The new consular guidance, which the State Department sent out Wednesday, follows through on Trump’s March 6 executive order, which called for a worldwide review of visa security measures by the Department of Homeland Security.
It’s unclear whether the cable’s strict vetting procedures will eventually supplant the administration’s ban on travel from six majority-Muslim countries — which was intended to be temporary — or whether even more restrictive vetting will be devised for those countries. The Supreme Court on June 26 allowed the travel ban to go forward, with certain restrictions. It will hear arguments on the ban’s legality in the fall.
The tighter standards for granting visas will be implemented over a 50-day period, according to the cable. If nations do not comply after that time, "designated categories" of travelers from those countries could be banned from the U.S., the cable said.
Among the new requirements are biometric images on passports and for countries to provide the U.S. with additional biographical information about travelers, including criminal records. The new guidance will also require, as a potential condition of accepting visitors from a given country, that the country accept all nationals that the U.S. wishes to deport to that country.
The cable asks consular officials to explain the plan to each foreign government, and provides talking points.
“Underscore that while it is not our goal to impose a ban on immigration benefits, including visas, for citizens of any country, these standards are designed to mitigate risk, and failure to make progress could lead to security measures by the [U.S. government],” the cable states.
A U.S. official familiar with the issue complained that the cable left the impression that “the standards are so high that most countries won’t meet them.”
“As you see in the cable, it reviews things like how sure governments are that people applying for their passports, and thus our visas, are who they say they are,” the official said, adding that it would be hard for countries to do that for every traveler.

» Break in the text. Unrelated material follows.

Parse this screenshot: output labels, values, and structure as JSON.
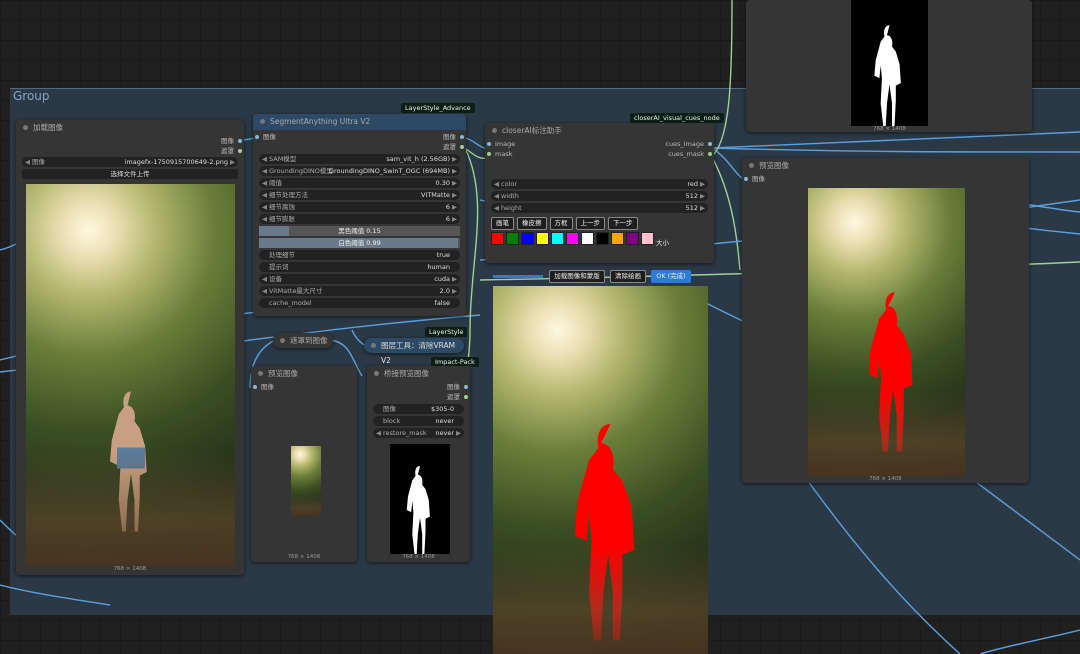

Leon Fresco, a prominent immigration attorney, said the rules will require countries to create a technological infrastructure that they may not be able to afford, such as a comprehensive database on lost or stolen passports. He said that some countries in the U.S. Visa Waiver Program — which allows travel to the United States without a visa — won’t be able to meet all the requirements.
But there may be some room to maneuver. The cable directs consulates to tell countries in some instances that instead of taking action, they may start developing a plan to do so. It may come down to case-by-case decisions.
“They’re trying to build in flexibility, but to the extent that they want to keep the ban, they have that flexibility, too,” said Fresco, who previously served in the Department of Justice.
The State Department said Thursday that security measures frequently evolve, but declined to comment on the cable.
“The U.S. government’s national security screening and vetting procedures for visitors are constantly reviewed and refined to improve security and more effectively identify individuals who could pose a threat to the United States,” a State Department official said. “We welcome every opportunity to continue to review and improve our systems and procedures.”